Over the past few decades, soda has become a staple of the American diet. Every restaurant offers a variety of flavors, vending machines are standard in the lunch rooms of office buildings and schools, and every convenience store sells soda by the bucket-sized cup. In fact, it’s hard to grab a quick meal without a soda being added as part of the price.
What most people don’t consider as they crack open a can of their favorite sweetened beverage is that this daily habit could be wreaking havoc on their health.
Drinking beverages such as regular soda, sports drinks, energy drinks, juices and sweetened teas and coffee drinks could mean consuming anywhere between 90 to over 500 calories in simple sugars. Unlike more complex dietary carbohydrates found in fruits and vegetables, simple sugars are metabolized quickly and stimulate the production of insulin.
The continued production of high levels of insulin can lead to weight gain and obesity, which is linked to numerous medical problems including heart disease, diabetes, degenerative joint disease, asthma, fatty liver disease and reproductive cancers.
Weight gain may not be the only hazard associated with drinking soda or sugary beverages daily. Recent studies have found that these drinks may have an impact on heart health. Researchers at the Harvard School of Public Health found that drinking just one sugary beverage per day may increase the risk for heart disease in men by 20 percent.
“Sugary drinks can do a lot of damage to your health. And there is one group that drinking soda is becoming an increasing problem for: kids,” says Dr. Fujioka. “The number of kids that are becoming obese has increased dramatically over the past two decades and one of the biggest changes to their diet has been the amount of soda that they drink.”
Today, approximately 12.5 million American children are classified as obese. A report from the Centers of Disease Control noted that almost 25 percent of high school students drank a serving of soda at least once per day and 15 percent drank two or more per day. The study also found that as many as 62 percent of high school students drink some type of sugar-sweetened beverage at least once per day.
“Parents may need to deny their kids soda sometimes,” says Dr. Fujioka. “They should make sure it’s truly a treat, not an everyday thing.”
For many people, that daily soda is part of their routine and not having one every day may be difficult.
“People need to be aware how much sugar is in what they drink as well as what they eat,” notes Dr. Fujioka. “If they are getting more than 25 calories per serving, then it’s too high in sugar.”
Checking the label for serving sizes is also important since many containers contain two or more servings per bottle or can.
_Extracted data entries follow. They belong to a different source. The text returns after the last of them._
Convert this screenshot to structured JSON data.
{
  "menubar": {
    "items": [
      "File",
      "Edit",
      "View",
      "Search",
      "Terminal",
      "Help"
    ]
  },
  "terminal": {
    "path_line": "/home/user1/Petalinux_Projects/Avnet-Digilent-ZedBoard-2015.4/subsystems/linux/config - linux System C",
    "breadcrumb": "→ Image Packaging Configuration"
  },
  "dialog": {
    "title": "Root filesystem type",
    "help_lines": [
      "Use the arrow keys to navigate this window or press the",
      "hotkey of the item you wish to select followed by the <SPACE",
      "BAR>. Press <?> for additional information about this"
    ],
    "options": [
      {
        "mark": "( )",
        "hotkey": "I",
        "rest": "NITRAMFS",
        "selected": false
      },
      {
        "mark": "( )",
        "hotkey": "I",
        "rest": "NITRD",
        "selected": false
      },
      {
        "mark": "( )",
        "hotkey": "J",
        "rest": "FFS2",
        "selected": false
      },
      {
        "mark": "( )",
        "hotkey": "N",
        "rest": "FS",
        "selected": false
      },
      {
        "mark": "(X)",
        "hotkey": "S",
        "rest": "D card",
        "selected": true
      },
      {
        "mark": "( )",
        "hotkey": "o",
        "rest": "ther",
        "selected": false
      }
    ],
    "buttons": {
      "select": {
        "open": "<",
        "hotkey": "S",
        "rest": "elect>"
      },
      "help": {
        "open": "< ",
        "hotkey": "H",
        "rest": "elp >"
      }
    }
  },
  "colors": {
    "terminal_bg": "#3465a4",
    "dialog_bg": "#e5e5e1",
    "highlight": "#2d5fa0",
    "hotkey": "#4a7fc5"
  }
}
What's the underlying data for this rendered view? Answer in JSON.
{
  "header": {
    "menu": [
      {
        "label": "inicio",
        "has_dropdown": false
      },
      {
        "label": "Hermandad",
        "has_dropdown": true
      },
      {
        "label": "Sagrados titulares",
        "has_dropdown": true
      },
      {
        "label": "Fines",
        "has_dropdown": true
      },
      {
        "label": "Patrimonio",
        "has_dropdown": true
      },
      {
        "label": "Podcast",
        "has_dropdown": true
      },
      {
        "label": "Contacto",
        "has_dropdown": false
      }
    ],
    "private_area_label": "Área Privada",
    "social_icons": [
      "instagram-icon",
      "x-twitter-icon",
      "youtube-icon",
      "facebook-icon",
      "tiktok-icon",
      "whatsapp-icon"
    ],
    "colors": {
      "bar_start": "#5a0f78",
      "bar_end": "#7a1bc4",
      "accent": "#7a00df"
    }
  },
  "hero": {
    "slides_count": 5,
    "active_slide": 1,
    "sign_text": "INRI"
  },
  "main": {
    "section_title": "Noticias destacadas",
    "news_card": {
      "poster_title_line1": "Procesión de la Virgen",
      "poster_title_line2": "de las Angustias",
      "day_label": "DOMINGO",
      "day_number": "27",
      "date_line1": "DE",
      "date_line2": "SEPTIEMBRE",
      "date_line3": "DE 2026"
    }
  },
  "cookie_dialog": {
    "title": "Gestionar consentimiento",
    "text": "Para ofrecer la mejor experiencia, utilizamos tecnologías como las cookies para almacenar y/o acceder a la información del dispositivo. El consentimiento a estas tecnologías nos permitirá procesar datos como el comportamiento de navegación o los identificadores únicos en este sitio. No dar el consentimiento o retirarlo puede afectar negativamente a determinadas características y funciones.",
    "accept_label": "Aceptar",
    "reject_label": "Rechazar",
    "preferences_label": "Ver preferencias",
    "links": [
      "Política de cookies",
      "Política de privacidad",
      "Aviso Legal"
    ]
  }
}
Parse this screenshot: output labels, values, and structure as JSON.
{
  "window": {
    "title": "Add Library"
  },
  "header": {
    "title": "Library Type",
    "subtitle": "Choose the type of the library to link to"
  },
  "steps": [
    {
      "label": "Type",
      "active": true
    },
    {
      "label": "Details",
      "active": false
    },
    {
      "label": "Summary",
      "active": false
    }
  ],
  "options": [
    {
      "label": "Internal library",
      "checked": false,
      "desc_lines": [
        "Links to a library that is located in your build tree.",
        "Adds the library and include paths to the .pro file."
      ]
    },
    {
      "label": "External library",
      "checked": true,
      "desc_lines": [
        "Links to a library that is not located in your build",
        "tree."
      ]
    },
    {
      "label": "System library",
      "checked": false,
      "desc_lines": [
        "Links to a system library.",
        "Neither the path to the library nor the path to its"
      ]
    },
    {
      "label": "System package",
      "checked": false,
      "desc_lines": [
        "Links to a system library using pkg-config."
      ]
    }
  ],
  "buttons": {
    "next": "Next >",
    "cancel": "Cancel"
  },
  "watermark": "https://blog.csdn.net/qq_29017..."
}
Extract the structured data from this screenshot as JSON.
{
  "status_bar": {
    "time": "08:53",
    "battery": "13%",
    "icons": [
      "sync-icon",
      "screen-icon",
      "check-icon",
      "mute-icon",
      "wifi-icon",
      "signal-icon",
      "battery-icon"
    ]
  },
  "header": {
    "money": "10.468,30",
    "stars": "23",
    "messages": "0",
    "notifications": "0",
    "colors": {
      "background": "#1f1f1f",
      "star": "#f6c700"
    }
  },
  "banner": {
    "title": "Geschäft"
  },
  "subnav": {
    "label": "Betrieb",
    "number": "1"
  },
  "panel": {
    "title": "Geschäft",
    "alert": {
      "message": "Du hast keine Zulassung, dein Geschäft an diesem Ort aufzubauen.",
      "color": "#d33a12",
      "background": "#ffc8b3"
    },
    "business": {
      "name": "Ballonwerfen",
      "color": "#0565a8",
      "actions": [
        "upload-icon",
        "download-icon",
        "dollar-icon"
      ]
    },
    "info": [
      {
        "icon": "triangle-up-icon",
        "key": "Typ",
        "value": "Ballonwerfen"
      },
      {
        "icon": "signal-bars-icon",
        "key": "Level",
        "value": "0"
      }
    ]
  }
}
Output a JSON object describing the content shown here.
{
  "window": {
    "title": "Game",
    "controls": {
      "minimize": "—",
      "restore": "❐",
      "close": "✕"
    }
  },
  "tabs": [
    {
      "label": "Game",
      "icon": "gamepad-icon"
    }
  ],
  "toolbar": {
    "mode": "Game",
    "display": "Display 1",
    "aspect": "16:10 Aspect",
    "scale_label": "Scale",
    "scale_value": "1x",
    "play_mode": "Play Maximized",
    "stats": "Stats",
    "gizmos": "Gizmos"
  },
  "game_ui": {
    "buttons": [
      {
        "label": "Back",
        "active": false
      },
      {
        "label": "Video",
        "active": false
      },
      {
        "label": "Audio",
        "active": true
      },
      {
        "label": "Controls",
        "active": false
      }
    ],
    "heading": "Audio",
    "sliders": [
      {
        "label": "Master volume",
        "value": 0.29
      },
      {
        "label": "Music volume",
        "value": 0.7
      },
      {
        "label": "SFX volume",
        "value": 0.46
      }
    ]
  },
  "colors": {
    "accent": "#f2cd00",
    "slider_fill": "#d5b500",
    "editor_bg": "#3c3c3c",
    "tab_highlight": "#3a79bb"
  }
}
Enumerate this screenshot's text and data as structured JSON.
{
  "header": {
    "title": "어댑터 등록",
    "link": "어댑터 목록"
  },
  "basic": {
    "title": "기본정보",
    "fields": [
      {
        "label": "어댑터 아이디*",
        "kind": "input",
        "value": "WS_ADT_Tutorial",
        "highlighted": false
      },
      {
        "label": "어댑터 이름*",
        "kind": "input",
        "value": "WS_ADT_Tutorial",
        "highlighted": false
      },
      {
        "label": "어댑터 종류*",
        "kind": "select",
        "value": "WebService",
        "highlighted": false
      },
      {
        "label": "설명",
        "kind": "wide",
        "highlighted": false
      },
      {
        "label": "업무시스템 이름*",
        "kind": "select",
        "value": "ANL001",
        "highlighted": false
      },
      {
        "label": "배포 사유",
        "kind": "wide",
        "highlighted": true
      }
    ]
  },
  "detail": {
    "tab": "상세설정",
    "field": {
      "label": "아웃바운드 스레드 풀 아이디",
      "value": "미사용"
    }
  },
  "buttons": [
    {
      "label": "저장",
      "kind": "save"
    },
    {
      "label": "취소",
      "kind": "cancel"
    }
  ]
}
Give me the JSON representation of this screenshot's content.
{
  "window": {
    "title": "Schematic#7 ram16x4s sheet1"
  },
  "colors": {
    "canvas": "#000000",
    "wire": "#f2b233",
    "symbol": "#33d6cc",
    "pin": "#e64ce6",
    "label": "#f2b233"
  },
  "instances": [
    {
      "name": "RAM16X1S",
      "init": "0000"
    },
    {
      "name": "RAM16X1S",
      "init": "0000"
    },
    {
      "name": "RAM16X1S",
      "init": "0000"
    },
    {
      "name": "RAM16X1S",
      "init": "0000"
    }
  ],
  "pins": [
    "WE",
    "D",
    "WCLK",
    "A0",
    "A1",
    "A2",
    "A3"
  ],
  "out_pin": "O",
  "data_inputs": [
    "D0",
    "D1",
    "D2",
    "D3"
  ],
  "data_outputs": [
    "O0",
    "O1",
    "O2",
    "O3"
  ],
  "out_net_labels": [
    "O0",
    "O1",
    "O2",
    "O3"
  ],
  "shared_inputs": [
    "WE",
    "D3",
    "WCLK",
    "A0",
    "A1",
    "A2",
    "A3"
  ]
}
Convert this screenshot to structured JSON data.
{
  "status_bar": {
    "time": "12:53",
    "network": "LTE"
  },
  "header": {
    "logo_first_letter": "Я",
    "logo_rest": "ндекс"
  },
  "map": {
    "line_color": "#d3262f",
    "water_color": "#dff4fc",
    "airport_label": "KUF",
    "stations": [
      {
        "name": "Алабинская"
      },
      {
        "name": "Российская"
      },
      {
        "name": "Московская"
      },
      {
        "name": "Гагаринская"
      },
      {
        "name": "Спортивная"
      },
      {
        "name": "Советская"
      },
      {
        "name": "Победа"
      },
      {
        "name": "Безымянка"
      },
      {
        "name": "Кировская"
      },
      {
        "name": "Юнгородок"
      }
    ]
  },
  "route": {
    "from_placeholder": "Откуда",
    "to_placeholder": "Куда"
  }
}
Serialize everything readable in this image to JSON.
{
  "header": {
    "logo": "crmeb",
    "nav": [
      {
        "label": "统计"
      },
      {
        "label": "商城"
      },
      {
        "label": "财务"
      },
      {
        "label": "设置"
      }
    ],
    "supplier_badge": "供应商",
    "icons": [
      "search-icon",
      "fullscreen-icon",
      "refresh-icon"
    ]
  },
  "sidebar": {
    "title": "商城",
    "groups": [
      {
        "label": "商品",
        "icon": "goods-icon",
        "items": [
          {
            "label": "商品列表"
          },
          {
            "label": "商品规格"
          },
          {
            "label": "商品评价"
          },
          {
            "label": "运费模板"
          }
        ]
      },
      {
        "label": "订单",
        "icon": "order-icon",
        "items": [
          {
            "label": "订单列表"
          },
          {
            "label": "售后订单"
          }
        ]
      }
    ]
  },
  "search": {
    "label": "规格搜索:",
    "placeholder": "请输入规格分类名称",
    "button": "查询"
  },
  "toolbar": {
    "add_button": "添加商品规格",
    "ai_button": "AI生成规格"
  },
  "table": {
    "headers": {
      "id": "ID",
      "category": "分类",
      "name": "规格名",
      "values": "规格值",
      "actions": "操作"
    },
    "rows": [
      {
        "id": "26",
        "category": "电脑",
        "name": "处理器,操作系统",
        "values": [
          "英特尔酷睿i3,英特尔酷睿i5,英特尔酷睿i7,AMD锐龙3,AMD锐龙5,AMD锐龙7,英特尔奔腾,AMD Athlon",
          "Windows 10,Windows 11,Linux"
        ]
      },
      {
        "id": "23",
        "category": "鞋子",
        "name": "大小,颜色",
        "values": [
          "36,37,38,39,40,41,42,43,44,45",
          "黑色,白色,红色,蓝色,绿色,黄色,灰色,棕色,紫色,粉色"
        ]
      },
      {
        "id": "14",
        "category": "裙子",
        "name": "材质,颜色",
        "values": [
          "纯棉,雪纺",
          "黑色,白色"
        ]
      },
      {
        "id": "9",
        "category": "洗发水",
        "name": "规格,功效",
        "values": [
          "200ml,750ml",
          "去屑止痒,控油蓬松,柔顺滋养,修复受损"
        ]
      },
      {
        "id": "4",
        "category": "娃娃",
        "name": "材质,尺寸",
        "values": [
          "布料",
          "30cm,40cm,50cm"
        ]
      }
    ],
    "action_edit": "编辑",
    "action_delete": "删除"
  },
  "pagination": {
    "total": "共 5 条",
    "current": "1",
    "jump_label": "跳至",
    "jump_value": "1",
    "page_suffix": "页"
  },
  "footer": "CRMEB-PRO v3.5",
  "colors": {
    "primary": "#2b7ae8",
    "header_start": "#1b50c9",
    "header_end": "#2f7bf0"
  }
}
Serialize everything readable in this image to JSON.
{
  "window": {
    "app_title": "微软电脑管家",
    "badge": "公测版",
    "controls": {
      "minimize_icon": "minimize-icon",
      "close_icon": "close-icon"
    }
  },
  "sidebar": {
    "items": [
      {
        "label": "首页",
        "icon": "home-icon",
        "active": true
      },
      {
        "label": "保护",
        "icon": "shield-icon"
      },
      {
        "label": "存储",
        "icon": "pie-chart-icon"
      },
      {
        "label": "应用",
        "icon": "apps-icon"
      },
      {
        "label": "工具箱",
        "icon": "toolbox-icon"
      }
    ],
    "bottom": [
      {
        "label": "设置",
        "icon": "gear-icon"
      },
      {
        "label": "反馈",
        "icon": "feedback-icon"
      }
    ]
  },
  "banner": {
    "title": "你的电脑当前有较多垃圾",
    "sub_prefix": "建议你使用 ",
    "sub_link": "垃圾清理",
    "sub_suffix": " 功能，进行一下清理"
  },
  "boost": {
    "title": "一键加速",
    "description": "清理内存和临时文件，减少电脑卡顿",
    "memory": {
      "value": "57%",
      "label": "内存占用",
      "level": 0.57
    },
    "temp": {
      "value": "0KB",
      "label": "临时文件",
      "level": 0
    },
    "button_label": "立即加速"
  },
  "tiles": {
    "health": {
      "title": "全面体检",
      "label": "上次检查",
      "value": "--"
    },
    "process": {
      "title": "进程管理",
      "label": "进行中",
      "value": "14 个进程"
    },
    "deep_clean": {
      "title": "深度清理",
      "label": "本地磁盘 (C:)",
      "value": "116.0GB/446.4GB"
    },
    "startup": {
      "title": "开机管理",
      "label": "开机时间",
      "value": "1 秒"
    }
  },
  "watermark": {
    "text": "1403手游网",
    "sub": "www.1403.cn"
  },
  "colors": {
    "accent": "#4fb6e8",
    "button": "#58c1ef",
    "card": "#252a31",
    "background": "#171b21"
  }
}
Water and low-fat or non-fat milk are both healthy ways to stay hydrated. For people who love the fizziness of soda, mineral water can be a good alternative. However, Dr. Fujioka doesn’t recommend switching to regular juice, since the high sugar content requires a lot of insulin to metabolize, just like soda. Juice without added sugars, watered down to a quarter of the strength, may help with the sugary drink cravings without being too high in calories.
“The best way for someone to get sugar is in fruit,” adds Dr. Fujioka. “People shouldn’t juice it though, they should just eat it. In that form, it’s a very safe and healthy thing to have.”